Band member Sean Walsh looks like the music he plays: imposing, jovial, long-haired, clad in a jean vest with a peace sign across the back, all of which combine for an effect that feels simultaneously from another time and perfectly at place where it is now. The now is a hip corner of Williamsburg on a Friday night, where for the past three hours he and his band have been assailing a bar packed full by the world’s most notorious millennials with a deep history lesson on the blues – a lesson few know they’re getting and that everyone seems love.

Band member Porter Wagoner is one of the least-cool recording artists imaginable. Add to Porter the brilliant yet vanilla John Prine, The Band, an almost offensively-folky Gillian Welch, a few songs so traditional that they lack a definitive author, and songs that BB King, The Dead, and Derek Trucks Band all deemed worthy of covering, and you’ve got a slice of Americana that I’d be proud to leave behind in the galactic time capsule.

These are the ingredients of a Friday musically-curated by The National Reserve.

Its fine that no one knows anything about these songs. What’s remarkable is that The National Reserve just closed their set with a 100-year-old work song and it all felt perfectly placed on Friday August 19th, 2016.

You can’t put a 100-year old painting in a modern art exhibit and expect it not to stick out. Senior citizens do not blend in on Tinder. Modern updates on Shakespeare categorically suck. Don’t even try to cover Sinatra. But here, in front of one very discerning audience who spends its weeks detecting bullshit in art, advertising, and 1,000 other things better than any other American generation previous, the band has synthesized the blues-folk-rock past into the Now without being detected.

Before that they played an old country song, then the Rolling Stones, then one of their own songs that no one recognized as out of place in the least. I sit back and marvel: a crowd just applauded an antique they couldn’t identify and an original they’ve never heard, both played back-to-back by a band that figured out a sound that makes neither of the previous facts matter.
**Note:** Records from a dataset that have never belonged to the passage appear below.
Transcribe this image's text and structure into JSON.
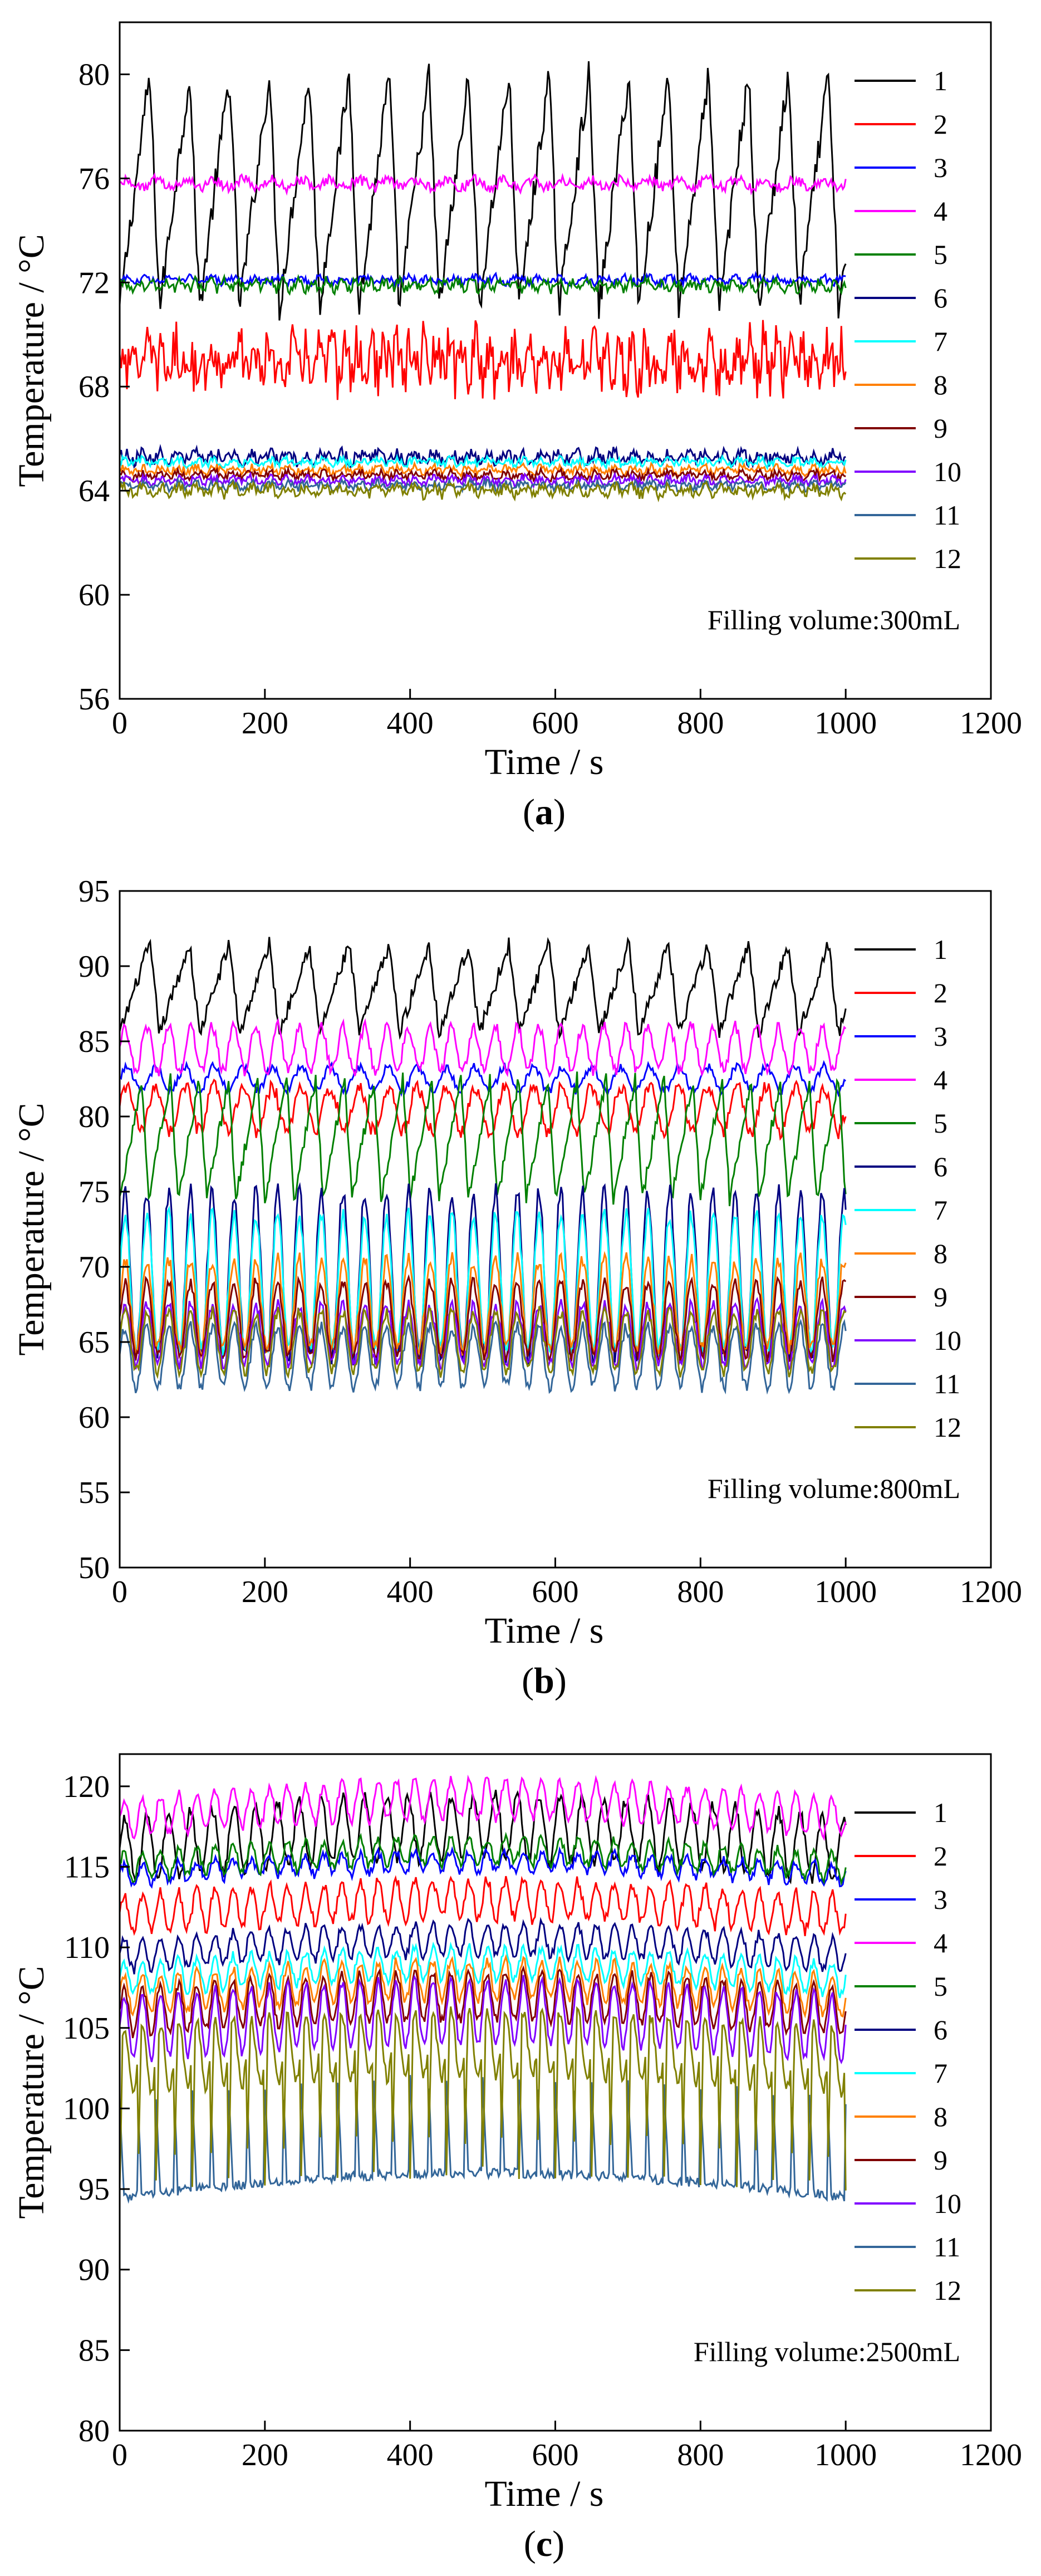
{
  "series_colors": {
    "1": "#000000",
    "2": "#ff0000",
    "3": "#0000ff",
    "4": "#ff00ff",
    "5": "#008000",
    "6": "#000080",
    "7": "#00ffff",
    "8": "#ff8000",
    "9": "#800000",
    "10": "#8000ff",
    "11": "#336699",
    "12": "#808000"
  },
  "chart_data": [
    {
      "type": "line",
      "panel": "a",
      "caption": "(a)",
      "xlabel": "Time / s",
      "ylabel": "Temperature / °C",
      "xlim": [
        0,
        1200
      ],
      "ylim": [
        56,
        82
      ],
      "xticks": [
        0,
        200,
        400,
        600,
        800,
        1000,
        1200
      ],
      "yticks": [
        56,
        60,
        64,
        68,
        72,
        76,
        80
      ],
      "annotation": "Filling volume:300mL",
      "legend": [
        "1",
        "2",
        "3",
        "4",
        "5",
        "6",
        "7",
        "8",
        "9",
        "10",
        "11",
        "12"
      ],
      "series": [
        {
          "name": "1",
          "base": 75.5,
          "amp": 4.5,
          "period": 55,
          "noise": 0.6,
          "shape": "saw"
        },
        {
          "name": "2",
          "base": 69.0,
          "amp": 1.2,
          "period": 18,
          "noise": 1.0,
          "shape": "noise"
        },
        {
          "name": "3",
          "base": 72.1,
          "amp": 0.2,
          "period": 30,
          "noise": 0.15,
          "shape": "noise"
        },
        {
          "name": "4",
          "base": 75.8,
          "amp": 0.3,
          "period": 40,
          "noise": 0.2,
          "shape": "noise"
        },
        {
          "name": "5",
          "base": 71.9,
          "amp": 0.3,
          "period": 20,
          "noise": 0.2,
          "shape": "noise"
        },
        {
          "name": "6",
          "base": 65.3,
          "amp": 0.3,
          "period": 25,
          "noise": 0.25,
          "shape": "noise"
        },
        {
          "name": "7",
          "base": 65.1,
          "amp": 0.2,
          "period": 25,
          "noise": 0.15,
          "shape": "noise"
        },
        {
          "name": "8",
          "base": 64.8,
          "amp": 0.2,
          "period": 25,
          "noise": 0.15,
          "shape": "noise"
        },
        {
          "name": "9",
          "base": 64.6,
          "amp": 0.2,
          "period": 25,
          "noise": 0.15,
          "shape": "noise"
        },
        {
          "name": "10",
          "base": 64.4,
          "amp": 0.2,
          "period": 25,
          "noise": 0.15,
          "shape": "noise"
        },
        {
          "name": "11",
          "base": 64.2,
          "amp": 0.2,
          "period": 25,
          "noise": 0.15,
          "shape": "noise"
        },
        {
          "name": "12",
          "base": 64.0,
          "amp": 0.3,
          "period": 25,
          "noise": 0.2,
          "shape": "noise"
        }
      ]
    },
    {
      "type": "line",
      "panel": "b",
      "caption": "(b)",
      "xlabel": "Time / s",
      "ylabel": "Temperature / °C",
      "xlim": [
        0,
        1200
      ],
      "ylim": [
        50,
        95
      ],
      "xticks": [
        0,
        200,
        400,
        600,
        800,
        1000,
        1200
      ],
      "yticks": [
        50,
        55,
        60,
        65,
        70,
        75,
        80,
        85,
        90,
        95
      ],
      "annotation": "Filling volume:800mL",
      "legend": [
        "1",
        "2",
        "3",
        "4",
        "5",
        "6",
        "7",
        "8",
        "9",
        "10",
        "11",
        "12"
      ],
      "series": [
        {
          "name": "1",
          "base": 88.5,
          "amp": 3.0,
          "period": 55,
          "noise": 0.5,
          "shape": "saw"
        },
        {
          "name": "2",
          "base": 80.5,
          "amp": 1.5,
          "period": 40,
          "noise": 0.5,
          "shape": "sine"
        },
        {
          "name": "3",
          "base": 82.5,
          "amp": 0.8,
          "period": 40,
          "noise": 0.3,
          "shape": "sine"
        },
        {
          "name": "4",
          "base": 84.5,
          "amp": 1.5,
          "period": 30,
          "noise": 0.4,
          "shape": "sine"
        },
        {
          "name": "5",
          "base": 78.5,
          "amp": 4.0,
          "period": 40,
          "noise": 0.5,
          "shape": "saw"
        },
        {
          "name": "6",
          "base": 69.5,
          "amp": 5.5,
          "period": 30,
          "noise": 0.6,
          "shape": "sine"
        },
        {
          "name": "7",
          "base": 69.0,
          "amp": 4.5,
          "period": 30,
          "noise": 0.5,
          "shape": "sine"
        },
        {
          "name": "8",
          "base": 67.5,
          "amp": 3.0,
          "period": 30,
          "noise": 0.5,
          "shape": "sine"
        },
        {
          "name": "9",
          "base": 66.5,
          "amp": 2.5,
          "period": 30,
          "noise": 0.4,
          "shape": "sine"
        },
        {
          "name": "10",
          "base": 65.5,
          "amp": 2.0,
          "period": 30,
          "noise": 0.4,
          "shape": "sine"
        },
        {
          "name": "11",
          "base": 64.0,
          "amp": 2.0,
          "period": 30,
          "noise": 0.4,
          "shape": "sine"
        },
        {
          "name": "12",
          "base": 65.0,
          "amp": 2.0,
          "period": 30,
          "noise": 0.4,
          "shape": "sine"
        }
      ]
    },
    {
      "type": "line",
      "panel": "c",
      "caption": "(c)",
      "xlabel": "Time / s",
      "ylabel": "Temperature / °C",
      "xlim": [
        0,
        1200
      ],
      "ylim": [
        80,
        122
      ],
      "xticks": [
        0,
        200,
        400,
        600,
        800,
        1000,
        1200
      ],
      "yticks": [
        80,
        85,
        90,
        95,
        100,
        105,
        110,
        115,
        120
      ],
      "annotation": "Filling volume:2500mL",
      "legend": [
        "1",
        "2",
        "3",
        "4",
        "5",
        "6",
        "7",
        "8",
        "9",
        "10",
        "11",
        "12"
      ],
      "series": [
        {
          "name": "1",
          "base": 116.0,
          "amp": 2.0,
          "period": 30,
          "noise": 0.4,
          "shape": "sine",
          "hump": 1.5
        },
        {
          "name": "2",
          "base": 112.0,
          "amp": 1.2,
          "period": 25,
          "noise": 0.4,
          "shape": "sine",
          "hump": 1.0
        },
        {
          "name": "3",
          "base": 114.5,
          "amp": 0.6,
          "period": 25,
          "noise": 0.3,
          "shape": "sine",
          "hump": 0.8
        },
        {
          "name": "4",
          "base": 118.0,
          "amp": 1.2,
          "period": 25,
          "noise": 0.3,
          "shape": "sine",
          "hump": 1.2
        },
        {
          "name": "5",
          "base": 115.0,
          "amp": 0.8,
          "period": 25,
          "noise": 0.3,
          "shape": "sine",
          "hump": 1.0
        },
        {
          "name": "6",
          "base": 109.5,
          "amp": 1.0,
          "period": 25,
          "noise": 0.3,
          "shape": "sine",
          "hump": 1.0
        },
        {
          "name": "7",
          "base": 108.0,
          "amp": 1.0,
          "period": 25,
          "noise": 0.3,
          "shape": "sine",
          "hump": 1.0
        },
        {
          "name": "8",
          "base": 107.0,
          "amp": 1.2,
          "period": 25,
          "noise": 0.3,
          "shape": "sine",
          "hump": 1.0
        },
        {
          "name": "9",
          "base": 106.0,
          "amp": 1.5,
          "period": 25,
          "noise": 0.3,
          "shape": "sine",
          "hump": 1.0
        },
        {
          "name": "10",
          "base": 105.0,
          "amp": 2.0,
          "period": 25,
          "noise": 0.3,
          "shape": "sine",
          "hump": 1.0
        },
        {
          "name": "11",
          "base": 95.5,
          "amp": 2.5,
          "period": 25,
          "noise": 0.3,
          "shape": "spike",
          "hump": 1.5
        },
        {
          "name": "12",
          "base": 103.0,
          "amp": 4.0,
          "period": 25,
          "noise": 0.4,
          "shape": "dip",
          "hump": 1.0
        }
      ]
    }
  ]
}
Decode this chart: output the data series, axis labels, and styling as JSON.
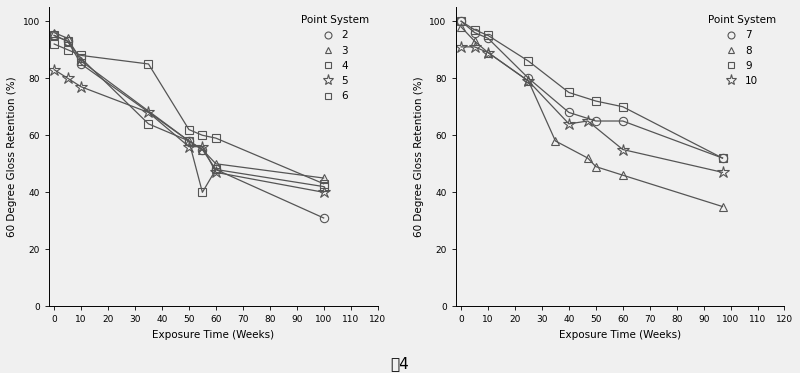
{
  "left_title": "Point System",
  "left_ylabel": "60 Degree Gloss Retention (%)",
  "left_xlabel": "Exposure Time (Weeks)",
  "left_xlim": [
    -2,
    120
  ],
  "left_ylim": [
    0,
    105
  ],
  "left_xticks": [
    0,
    10,
    20,
    30,
    40,
    50,
    60,
    70,
    80,
    90,
    100,
    110,
    120
  ],
  "left_yticks": [
    0,
    20,
    40,
    60,
    80,
    100
  ],
  "left_series": [
    {
      "label": "2",
      "marker": "o",
      "fillstyle": "none",
      "x": [
        0,
        5,
        10,
        50,
        55,
        60,
        100
      ],
      "y": [
        95,
        93,
        85,
        58,
        55,
        48,
        31
      ]
    },
    {
      "label": "3",
      "marker": "^",
      "fillstyle": "none",
      "x": [
        0,
        5,
        10,
        50,
        55,
        60,
        100
      ],
      "y": [
        96,
        94,
        86,
        58,
        55,
        50,
        45
      ]
    },
    {
      "label": "4",
      "marker": "s",
      "fillstyle": "none",
      "x": [
        0,
        5,
        10,
        35,
        50,
        55,
        60,
        100
      ],
      "y": [
        95,
        93,
        87,
        64,
        58,
        40,
        48,
        42
      ]
    },
    {
      "label": "5",
      "marker": "*",
      "fillstyle": "none",
      "x": [
        0,
        5,
        10,
        35,
        50,
        55,
        60,
        100
      ],
      "y": [
        83,
        80,
        77,
        68,
        56,
        56,
        47,
        40
      ]
    },
    {
      "label": "6",
      "marker": "s",
      "fillstyle": "none",
      "x": [
        0,
        5,
        10,
        35,
        50,
        55,
        60,
        100
      ],
      "y": [
        92,
        90,
        88,
        85,
        62,
        60,
        59,
        43
      ]
    }
  ],
  "right_title": "Point System",
  "right_ylabel": "60 Degree Gloss Retention (%)",
  "right_xlabel": "Exposure Time (Weeks)",
  "right_xlim": [
    -2,
    120
  ],
  "right_ylim": [
    0,
    105
  ],
  "right_xticks": [
    0,
    10,
    20,
    30,
    40,
    50,
    60,
    70,
    80,
    90,
    100,
    110,
    120
  ],
  "right_yticks": [
    0,
    20,
    40,
    60,
    80,
    100
  ],
  "right_series": [
    {
      "label": "7",
      "marker": "o",
      "fillstyle": "none",
      "x": [
        0,
        5,
        10,
        25,
        40,
        50,
        60,
        97
      ],
      "y": [
        100,
        96,
        94,
        80,
        68,
        65,
        65,
        52
      ]
    },
    {
      "label": "8",
      "marker": "^",
      "fillstyle": "none",
      "x": [
        0,
        5,
        10,
        25,
        35,
        47,
        50,
        60,
        97
      ],
      "y": [
        98,
        93,
        89,
        79,
        58,
        52,
        49,
        46,
        35
      ]
    },
    {
      "label": "9",
      "marker": "s",
      "fillstyle": "none",
      "x": [
        0,
        5,
        10,
        25,
        40,
        50,
        60,
        97
      ],
      "y": [
        100,
        97,
        95,
        86,
        75,
        72,
        70,
        52
      ]
    },
    {
      "label": "10",
      "marker": "*",
      "fillstyle": "none",
      "x": [
        0,
        5,
        10,
        25,
        40,
        47,
        60,
        97
      ],
      "y": [
        91,
        91,
        89,
        79,
        64,
        65,
        55,
        47
      ]
    }
  ],
  "color": "#555555",
  "background_color": "#f0f0f0",
  "caption": "图4"
}
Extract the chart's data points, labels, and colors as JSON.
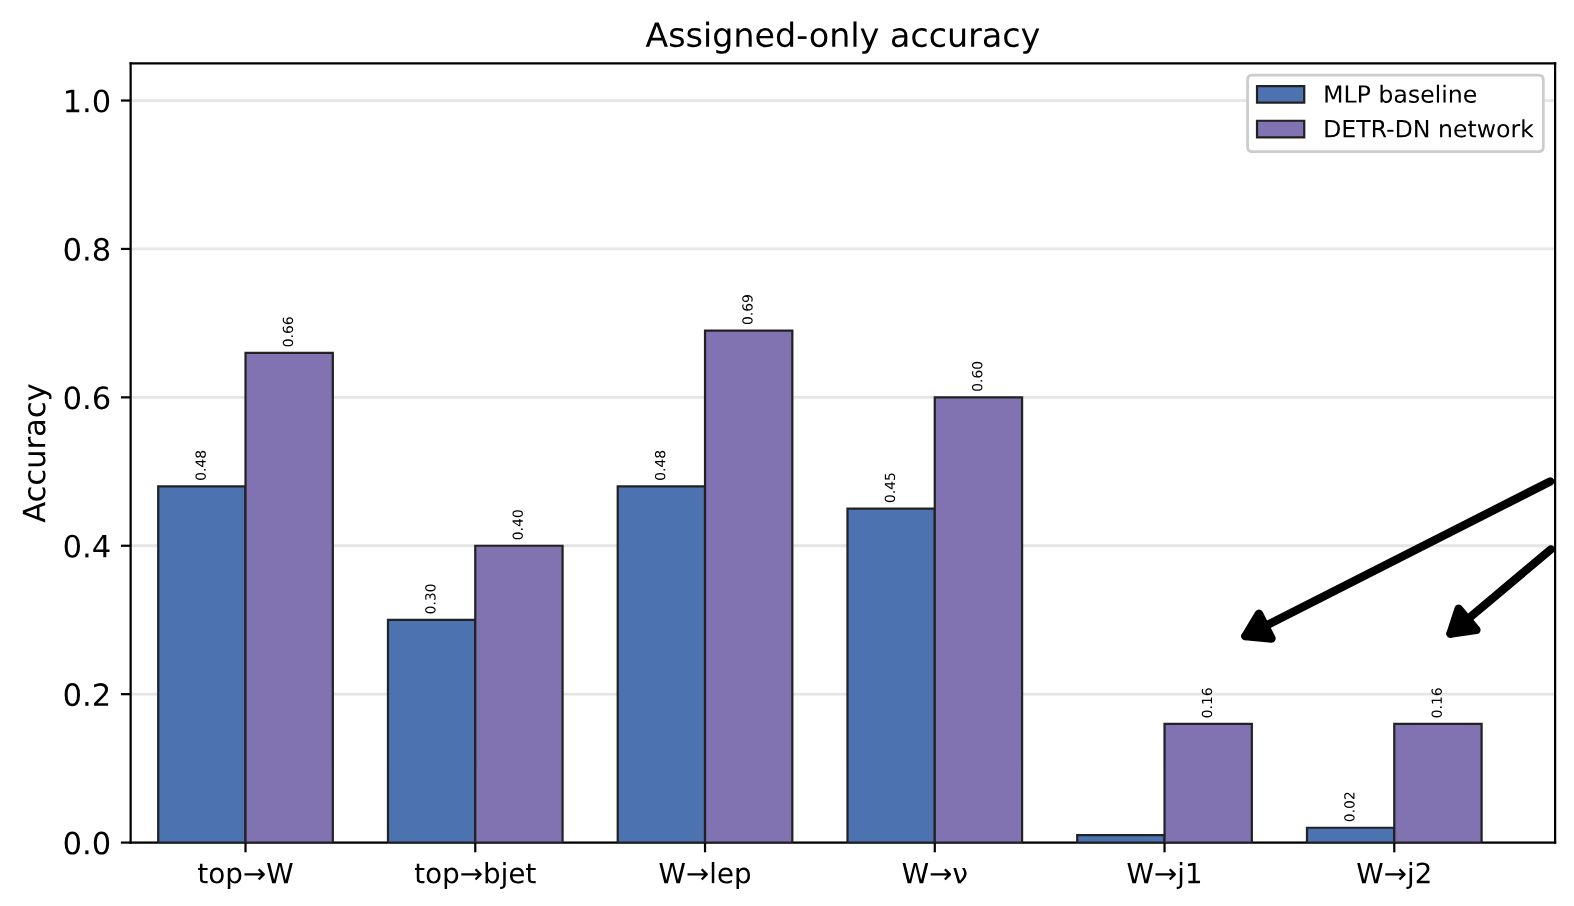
{
  "chart_data": {
    "type": "bar",
    "title": "Assigned-only accuracy",
    "ylabel": "Accuracy",
    "categories": [
      "top→W",
      "top→bjet",
      "W→lep",
      "W→ν",
      "W→j1",
      "W→j2"
    ],
    "series": [
      {
        "name": "MLP baseline",
        "color": "#4c72b0",
        "values": [
          0.48,
          0.3,
          0.48,
          0.45,
          0.01,
          0.02
        ],
        "value_labels": [
          "0.48",
          "0.30",
          "0.48",
          "0.45",
          null,
          "0.02"
        ]
      },
      {
        "name": "DETR-DN network",
        "color": "#8172b2",
        "values": [
          0.66,
          0.4,
          0.69,
          0.6,
          0.16,
          0.16
        ],
        "value_labels": [
          "0.66",
          "0.40",
          "0.69",
          "0.60",
          "0.16",
          "0.16"
        ]
      }
    ],
    "ylim": [
      0,
      1.05
    ],
    "yticks": [
      {
        "value": 0.0,
        "label": "0.0"
      },
      {
        "value": 0.2,
        "label": "0.2"
      },
      {
        "value": 0.4,
        "label": "0.4"
      },
      {
        "value": 0.6,
        "label": "0.6"
      },
      {
        "value": 0.8,
        "label": "0.8"
      },
      {
        "value": 1.0,
        "label": "1.0"
      }
    ],
    "grid": "y",
    "legend": "top right"
  }
}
Whatever makes rock classic and the blues timeless is pumping out of a mediocre PA song after song, no matter when they’re from.

Go listen to Porter Wagoner. Seriously. Now try hard to imaging this entertaining anyone getting drunk with their friends on a Friday in Williamsburg. Further, imagine people going somewhere on purpose for their chance to hear a Porter Wagoner song while they get drunk with their friends on a Friday in Williamsburg. Do this without factoring in irony. The latter is the feat Walsh and his band have accomplished.

Most new music you’ll listen to this year is about innovating – putting something out that hasn’t been done before. But the National Reserve nails a different, paradoxical kind of innovation – one that finds an authentic new way to honor the bedrock of much of today’s music. And when you see it happening live, you see the sound of that foundation lending its power to the present with a straight face, dressed in a jean vest with a peace sign on the back, pouring out of a jovial long-haired man who somehow took the L train to the show from 1962.